Healthcare systems depend fundamentally on the wellbeing and stability of their workforce. When labour protections are weak or poorly enforced, the consequences extend beyond individual workers to affect service delivery and patient care. Industrial disputes, while legitimate expressions of worker grievance, also harm patients when they disrupt essential services; the goal of reform should be to prevent disputes from reaching that point through proactive grievance resolution and fair labour practices.

Nigeria’s doctors have demonstrated remarkable resilience despite structural challenges. However, resilience should not substitute for systemic reform. The comparative experiences of Ghana, Kenya, South Africa, and India demonstrate that labour protection failures are widespread in low- and middle-income countries, but they also show that coordinated policy responses – strengthening enforcement, improving grievance mechanisms and investing in workforce wellbeing – can make meaningful differences.

Strengthening labour protections is not merely an employment issue but a strategic investment in health system sustainability. When labour protections fail the healers, the entire health system bears the cost.

What is already known about the topic

  • Nigeria faces a critical shortage of healthcare workers, with physician density estimated at approximately 0.29 per 1,000 population, far below the WHO-recommended threshold for universal health coverage.
  • Nigerian doctors experience high rates of burnout, emotional exhaustion, and workplace stress, driven by excessive workloads, prolonged working hours, and inadequate staffing in tertiary hospitals.
  • Significant emigration of Nigerian-trained doctors to high-income countries, notably the United Kingdom has been documented over the past decade, compounding domestic workforce deficits.
  • Industrial disputes, including nationwide strikes over unpaid salaries and hazardous working conditions, recur frequently in Nigeria’s health sector and are often met with legal injunctions restricting strike action.
  • Existing labour statutes, including the Labour Act and Trade Disputes Act, provide frameworks for employment protection and dispute resolution, but awareness and enforcement among healthcare workers remain weak.

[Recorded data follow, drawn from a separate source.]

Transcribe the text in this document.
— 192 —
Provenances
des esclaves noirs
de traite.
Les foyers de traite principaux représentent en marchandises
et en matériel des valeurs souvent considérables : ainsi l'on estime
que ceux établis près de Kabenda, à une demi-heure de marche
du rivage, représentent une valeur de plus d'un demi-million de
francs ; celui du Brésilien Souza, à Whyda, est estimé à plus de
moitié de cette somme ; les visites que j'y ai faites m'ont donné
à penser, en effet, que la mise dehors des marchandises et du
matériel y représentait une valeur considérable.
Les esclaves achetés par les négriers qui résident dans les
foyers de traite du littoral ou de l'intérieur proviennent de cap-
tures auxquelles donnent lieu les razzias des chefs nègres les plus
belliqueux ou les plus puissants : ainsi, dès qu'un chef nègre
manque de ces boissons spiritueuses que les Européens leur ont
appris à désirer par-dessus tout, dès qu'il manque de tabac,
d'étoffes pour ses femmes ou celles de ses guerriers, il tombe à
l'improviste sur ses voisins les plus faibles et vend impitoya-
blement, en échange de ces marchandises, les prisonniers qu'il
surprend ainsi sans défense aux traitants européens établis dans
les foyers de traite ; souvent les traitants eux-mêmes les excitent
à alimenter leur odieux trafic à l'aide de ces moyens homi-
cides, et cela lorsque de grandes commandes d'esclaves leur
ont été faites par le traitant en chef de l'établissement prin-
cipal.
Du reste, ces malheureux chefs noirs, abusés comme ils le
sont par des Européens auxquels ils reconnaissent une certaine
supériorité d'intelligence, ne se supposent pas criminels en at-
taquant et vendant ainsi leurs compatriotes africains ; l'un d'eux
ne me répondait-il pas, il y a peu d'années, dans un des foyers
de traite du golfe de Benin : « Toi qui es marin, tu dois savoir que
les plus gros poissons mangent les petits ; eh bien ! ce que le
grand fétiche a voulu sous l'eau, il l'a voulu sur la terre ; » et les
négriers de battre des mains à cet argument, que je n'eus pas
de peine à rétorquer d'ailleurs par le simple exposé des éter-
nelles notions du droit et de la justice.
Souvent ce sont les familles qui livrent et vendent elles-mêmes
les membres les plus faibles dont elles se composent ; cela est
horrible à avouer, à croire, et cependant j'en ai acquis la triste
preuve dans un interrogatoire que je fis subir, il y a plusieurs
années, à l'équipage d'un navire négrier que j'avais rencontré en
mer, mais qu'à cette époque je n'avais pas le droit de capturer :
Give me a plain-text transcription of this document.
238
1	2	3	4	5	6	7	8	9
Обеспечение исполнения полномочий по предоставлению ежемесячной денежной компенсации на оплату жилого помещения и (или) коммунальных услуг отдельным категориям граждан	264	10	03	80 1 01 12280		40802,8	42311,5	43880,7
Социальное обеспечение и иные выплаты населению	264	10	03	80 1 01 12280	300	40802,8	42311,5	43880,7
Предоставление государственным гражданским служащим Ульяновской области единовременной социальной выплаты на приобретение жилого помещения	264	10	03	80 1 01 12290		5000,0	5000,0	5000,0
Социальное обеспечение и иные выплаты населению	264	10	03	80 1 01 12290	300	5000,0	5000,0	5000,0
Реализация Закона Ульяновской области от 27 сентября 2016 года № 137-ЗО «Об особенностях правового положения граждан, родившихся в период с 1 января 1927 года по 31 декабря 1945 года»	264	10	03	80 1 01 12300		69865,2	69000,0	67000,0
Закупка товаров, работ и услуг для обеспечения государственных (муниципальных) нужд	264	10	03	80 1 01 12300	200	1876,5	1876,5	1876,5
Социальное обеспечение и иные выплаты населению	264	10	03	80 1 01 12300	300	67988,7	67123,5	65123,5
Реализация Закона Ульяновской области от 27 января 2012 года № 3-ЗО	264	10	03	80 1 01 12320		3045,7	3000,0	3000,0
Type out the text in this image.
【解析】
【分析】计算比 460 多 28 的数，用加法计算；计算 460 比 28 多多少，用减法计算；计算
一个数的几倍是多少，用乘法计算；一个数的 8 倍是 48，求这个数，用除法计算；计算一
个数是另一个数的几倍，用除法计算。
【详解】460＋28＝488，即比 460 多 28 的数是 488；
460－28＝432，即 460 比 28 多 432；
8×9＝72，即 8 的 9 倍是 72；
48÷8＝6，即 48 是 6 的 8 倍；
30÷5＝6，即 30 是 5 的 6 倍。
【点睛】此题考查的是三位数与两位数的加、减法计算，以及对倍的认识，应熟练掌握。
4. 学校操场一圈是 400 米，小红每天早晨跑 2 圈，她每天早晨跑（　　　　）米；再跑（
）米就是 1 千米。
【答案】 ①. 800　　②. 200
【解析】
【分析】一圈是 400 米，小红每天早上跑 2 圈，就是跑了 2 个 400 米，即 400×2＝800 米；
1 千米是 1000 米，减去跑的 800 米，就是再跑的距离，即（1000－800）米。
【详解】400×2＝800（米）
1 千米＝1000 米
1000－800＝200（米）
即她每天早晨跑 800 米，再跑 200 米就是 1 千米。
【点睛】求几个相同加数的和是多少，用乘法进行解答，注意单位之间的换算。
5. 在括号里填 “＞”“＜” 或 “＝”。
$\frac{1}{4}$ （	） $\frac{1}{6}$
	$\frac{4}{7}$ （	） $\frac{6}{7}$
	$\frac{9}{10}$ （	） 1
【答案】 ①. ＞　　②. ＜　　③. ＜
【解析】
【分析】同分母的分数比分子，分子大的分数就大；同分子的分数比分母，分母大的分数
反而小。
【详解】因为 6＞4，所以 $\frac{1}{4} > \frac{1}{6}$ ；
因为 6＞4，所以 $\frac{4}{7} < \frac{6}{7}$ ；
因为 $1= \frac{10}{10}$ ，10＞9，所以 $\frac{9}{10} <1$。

What this perspective adds

  • Quantifies the acute distributional inequity: the United Kingdom alone hosts 15,692 Nigerian-trained doctors (28.5% of Nigeria’s current domestic workforce) to serve 67 million people, while Nigeria’s remaining 55,000 doctors struggle to care for over 240 million.
  • Situates Nigeria’s labour protection failures within a comparative framework of low- and middle-income countries, drawing lessons from Ghana, Kenya, South Africa, and India to demonstrate that these challenges are systemic rather than unique.
  • Engages specific Nigerian legal frameworks – the Labour Act (Cap L1, LFN 2004) and Trade Disputes Act (Cap T8, LFN 2004) – and analyses the 2026 National Industrial Court interim injunction against resident doctor strikes as a case study in the tension between worker rights and service continuity.
  • Proposes operationally specific reforms: integration of medico-legal education into medical training, institutional grievance mechanisms with defined escalation pathways, enforcement of occupational safety standards through security agency collaboration, and workforce planning tied to the 2024 National Policy on Health Workforce Migration.
  • Acknowledges the complex balance between healthcare workers’ legitimate grievances and the patient harm caused by industrial disputes, arguing that sustainable reform must prevent disputes from reaching the point of strike action rather than simply restricting them.
  • Advances an analytical framework centred on the “statute-to-practice gap” – the structural disjuncture between formal labour law provisions and their weak enforcement – to explain how legal protections fail in practice and perpetuate health system fragility.

Competing interest

The author of this work declares no competing interests.

Funding

The author did not receive any specific funding for this work.

Authors’ contributions

SAS contributed to all aspects of this manuscript, including conception, drafting and revision.